From: Roman Gushchin
Date: Thu Sep 14 2017 - 12:06:27 EST


On Thu, Sep 14, 2017 at 03:40:14PM +0200, Michal Hocko wrote:
> On Wed 13-09-17 14:56:07, Roman Gushchin wrote:
> > On Wed, Sep 13, 2017 at 02:29:14PM +0200, Michal Hocko wrote:
> [...]
> > > I strongly believe that comparing only leaf memcgs
> > > is more straightforward and it doesn't lead to unexpected results as
> > > mentioned before (kill a small memcg which is a part of the larger
> > > sub-hierarchy).
> >
> > One of two main goals of this patchset is to introduce cgroup-level
> > fairness: bigger cgroups should be affected more than smaller,
> > despite the size of tasks inside. I believe the same principle
> > should be used for cgroups.
>
> Yes bigger cgroups should be preferred but I fail to see why bigger
> hierarchies should be considered as well if they are not kill-all. And
> whether non-leaf memcgs should allow kill-all is not entirely clear to
> me. What would be the usecase?

We definitely want to support kill-all for non-leaf cgroups.
A workload can consist of several cgroups and we want to clean up
the whole thing on OOM. I don't see any reasons to limit
this functionality to leaf cgroups only.

Hierarchies are memory consumers, we do account their usage,
we do apply limits and guarantees for the hierarchies. The same is
with OOM victim selection: we are reclaiming memory from the
biggest consumer. Kill-all knob only defines the way _how_ we do that:
by killing one or all processes.

Just for example, we might want to take memory.low into account at
some point: prefer cgroups which are above their guarantees, avoid
killing those who fit. It would be hard if we're comparing cgroups
from different hierarchies. The same will be with introducing
oom_priorities, which is much more required functionality.

> Consider that it might be not your choice (as a user) how deep is your
> leaf memcg. I can already see how people complain that their memcg has
> been killed just because it was one level deeper in the hierarchy...

The kill-all functionality is enforced by parent, and it seems to be
following the overall memcg design. The parent cgroup enforces memory
limit, memory low limit, etc.

I don't know why OOM control should be different.

>
> I would really start simple and only allow kill-all on leaf memcgs and
> only compare leaf memcgs & root.
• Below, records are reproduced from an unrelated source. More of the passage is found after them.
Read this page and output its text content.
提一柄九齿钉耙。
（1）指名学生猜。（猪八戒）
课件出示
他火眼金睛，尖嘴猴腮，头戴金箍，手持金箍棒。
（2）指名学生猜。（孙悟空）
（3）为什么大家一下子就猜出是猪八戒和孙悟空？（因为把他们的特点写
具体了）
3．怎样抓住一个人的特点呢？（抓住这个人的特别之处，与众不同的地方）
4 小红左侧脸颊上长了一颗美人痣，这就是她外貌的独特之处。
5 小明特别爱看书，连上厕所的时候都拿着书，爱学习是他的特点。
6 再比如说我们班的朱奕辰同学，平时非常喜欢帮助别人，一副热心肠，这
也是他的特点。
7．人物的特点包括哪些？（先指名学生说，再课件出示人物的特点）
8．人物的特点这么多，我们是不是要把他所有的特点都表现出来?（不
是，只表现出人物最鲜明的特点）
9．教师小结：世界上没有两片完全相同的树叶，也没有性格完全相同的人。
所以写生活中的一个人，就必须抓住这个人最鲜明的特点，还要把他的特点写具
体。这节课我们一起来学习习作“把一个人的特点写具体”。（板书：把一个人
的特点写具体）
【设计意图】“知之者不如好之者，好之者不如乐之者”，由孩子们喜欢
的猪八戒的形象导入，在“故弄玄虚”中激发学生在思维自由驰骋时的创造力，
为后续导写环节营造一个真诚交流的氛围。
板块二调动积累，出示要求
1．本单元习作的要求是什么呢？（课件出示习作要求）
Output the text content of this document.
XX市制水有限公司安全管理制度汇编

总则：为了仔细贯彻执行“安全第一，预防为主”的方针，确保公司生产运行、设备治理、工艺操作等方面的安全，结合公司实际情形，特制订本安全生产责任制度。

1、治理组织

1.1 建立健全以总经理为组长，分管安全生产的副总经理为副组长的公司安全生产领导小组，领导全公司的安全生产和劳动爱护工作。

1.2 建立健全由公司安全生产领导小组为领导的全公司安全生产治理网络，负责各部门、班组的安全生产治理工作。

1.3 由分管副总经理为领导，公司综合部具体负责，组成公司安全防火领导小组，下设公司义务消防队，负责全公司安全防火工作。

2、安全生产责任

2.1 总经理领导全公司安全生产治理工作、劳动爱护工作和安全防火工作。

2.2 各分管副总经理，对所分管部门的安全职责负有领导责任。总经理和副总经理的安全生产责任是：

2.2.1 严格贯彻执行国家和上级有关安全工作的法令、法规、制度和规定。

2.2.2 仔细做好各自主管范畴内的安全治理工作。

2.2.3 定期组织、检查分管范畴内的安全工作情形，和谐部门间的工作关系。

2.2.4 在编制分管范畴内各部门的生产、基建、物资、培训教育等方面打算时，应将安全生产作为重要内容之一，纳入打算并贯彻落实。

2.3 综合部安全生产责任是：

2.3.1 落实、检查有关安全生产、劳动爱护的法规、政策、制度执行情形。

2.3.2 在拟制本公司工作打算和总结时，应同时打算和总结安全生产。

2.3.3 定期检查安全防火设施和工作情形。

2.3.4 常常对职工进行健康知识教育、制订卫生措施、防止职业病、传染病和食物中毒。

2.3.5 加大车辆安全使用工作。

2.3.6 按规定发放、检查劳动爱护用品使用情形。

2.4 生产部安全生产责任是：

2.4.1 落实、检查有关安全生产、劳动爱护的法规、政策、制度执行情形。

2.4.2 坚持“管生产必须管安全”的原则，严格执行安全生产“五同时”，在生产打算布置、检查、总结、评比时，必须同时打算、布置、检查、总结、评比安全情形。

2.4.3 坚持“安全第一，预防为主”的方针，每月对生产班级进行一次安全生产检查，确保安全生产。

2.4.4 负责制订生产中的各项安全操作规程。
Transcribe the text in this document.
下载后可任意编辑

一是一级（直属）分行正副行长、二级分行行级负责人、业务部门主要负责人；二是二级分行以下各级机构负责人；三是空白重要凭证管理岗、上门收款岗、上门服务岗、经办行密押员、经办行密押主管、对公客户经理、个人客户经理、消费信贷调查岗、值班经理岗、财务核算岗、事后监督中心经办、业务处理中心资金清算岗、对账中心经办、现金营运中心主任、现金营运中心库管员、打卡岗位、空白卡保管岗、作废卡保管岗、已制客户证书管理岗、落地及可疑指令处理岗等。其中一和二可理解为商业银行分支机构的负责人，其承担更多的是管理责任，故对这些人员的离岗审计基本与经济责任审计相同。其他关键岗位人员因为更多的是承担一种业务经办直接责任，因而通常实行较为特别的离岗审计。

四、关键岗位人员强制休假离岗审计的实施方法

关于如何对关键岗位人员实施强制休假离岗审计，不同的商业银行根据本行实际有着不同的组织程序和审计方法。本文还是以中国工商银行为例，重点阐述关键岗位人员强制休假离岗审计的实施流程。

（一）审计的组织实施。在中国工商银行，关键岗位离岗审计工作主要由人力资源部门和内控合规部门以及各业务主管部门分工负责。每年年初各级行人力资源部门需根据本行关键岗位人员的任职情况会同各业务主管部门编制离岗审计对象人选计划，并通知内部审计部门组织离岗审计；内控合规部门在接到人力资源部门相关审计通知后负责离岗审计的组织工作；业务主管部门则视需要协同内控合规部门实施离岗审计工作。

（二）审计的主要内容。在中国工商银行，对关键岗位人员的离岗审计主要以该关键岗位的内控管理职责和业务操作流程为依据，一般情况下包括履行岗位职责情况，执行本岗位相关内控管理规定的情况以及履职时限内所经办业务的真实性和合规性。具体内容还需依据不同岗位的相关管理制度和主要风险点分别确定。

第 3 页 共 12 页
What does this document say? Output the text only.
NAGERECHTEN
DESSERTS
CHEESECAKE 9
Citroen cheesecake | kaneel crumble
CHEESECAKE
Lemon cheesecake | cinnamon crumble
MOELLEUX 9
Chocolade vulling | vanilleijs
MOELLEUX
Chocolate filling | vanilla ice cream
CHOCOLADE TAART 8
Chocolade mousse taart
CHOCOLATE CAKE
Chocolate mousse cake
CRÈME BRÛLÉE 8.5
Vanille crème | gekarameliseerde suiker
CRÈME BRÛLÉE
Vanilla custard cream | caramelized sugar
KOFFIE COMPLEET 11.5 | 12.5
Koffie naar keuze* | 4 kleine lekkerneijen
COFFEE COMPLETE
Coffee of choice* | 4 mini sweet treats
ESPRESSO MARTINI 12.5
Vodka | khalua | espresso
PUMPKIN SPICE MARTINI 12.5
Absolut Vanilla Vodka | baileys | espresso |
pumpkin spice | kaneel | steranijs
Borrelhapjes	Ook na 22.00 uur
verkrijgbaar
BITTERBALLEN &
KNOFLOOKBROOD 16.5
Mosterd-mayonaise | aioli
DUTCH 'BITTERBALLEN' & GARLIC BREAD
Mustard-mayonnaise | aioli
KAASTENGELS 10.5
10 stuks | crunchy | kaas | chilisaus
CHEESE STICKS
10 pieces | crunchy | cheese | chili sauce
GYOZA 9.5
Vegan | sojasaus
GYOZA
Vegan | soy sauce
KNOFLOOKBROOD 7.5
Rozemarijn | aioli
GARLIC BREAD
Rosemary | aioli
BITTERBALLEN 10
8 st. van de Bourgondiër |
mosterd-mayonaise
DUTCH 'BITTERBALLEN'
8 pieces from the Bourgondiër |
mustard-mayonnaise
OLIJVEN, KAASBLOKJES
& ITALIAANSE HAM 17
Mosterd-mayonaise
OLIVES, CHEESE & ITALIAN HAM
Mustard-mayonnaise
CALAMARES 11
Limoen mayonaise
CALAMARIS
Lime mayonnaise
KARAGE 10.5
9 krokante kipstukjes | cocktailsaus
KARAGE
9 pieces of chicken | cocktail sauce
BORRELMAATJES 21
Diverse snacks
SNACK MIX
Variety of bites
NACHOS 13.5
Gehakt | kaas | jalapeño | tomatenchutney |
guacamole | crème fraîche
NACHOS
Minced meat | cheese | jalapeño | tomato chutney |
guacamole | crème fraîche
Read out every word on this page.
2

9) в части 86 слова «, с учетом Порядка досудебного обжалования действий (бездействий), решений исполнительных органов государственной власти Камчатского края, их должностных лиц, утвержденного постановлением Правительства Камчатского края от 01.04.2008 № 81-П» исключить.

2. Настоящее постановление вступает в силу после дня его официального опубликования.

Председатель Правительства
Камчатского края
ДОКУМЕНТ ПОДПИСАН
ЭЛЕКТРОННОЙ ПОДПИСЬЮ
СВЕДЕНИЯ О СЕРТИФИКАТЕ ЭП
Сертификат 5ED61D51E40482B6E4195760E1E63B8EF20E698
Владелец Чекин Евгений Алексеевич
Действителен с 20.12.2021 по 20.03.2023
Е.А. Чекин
If we ever need to kill whole
> hierarchies then allow kill-all on intermediate memcgs as well and then
> consider cumulative consumptions only on those that have kill-all
> enabled.

This sounds hacky to me: the whole thing is depending on cgroup v2 and
is additionally explicitly opt-in.

Why do we need to introduce such incomplete functionality first,
and then suffer trying to extend it and provide backward compatibility?

Also, I think we should compare root cgroup with top-level cgroups,
rather than leaf cgroups. A process in the root cgroup is definitely
system-level entity, and we should compare it with other top-level
entities (other containerized workloads), rather then some random
leaf cgroup deep inside the tree. If we decided, that we're not comparing
random tasks from different cgroups, why should we do this for leaf
cgroups? Is sounds like making only one step towards right direction,
while we can do more.

>
> Or do I miss any reasonable usecase that would suffer from such a
> semantic?

Kill-all for sub-trees is definitely required.
Enforcing oom_priorities for sub-trees is something that I would expect
very useful too. Comparing leaf cgroups system-wide instead of processes
doesn't sound good for me, we're lacking hierarchical fairness, which
was one of two goals of this patchset.

Thanks!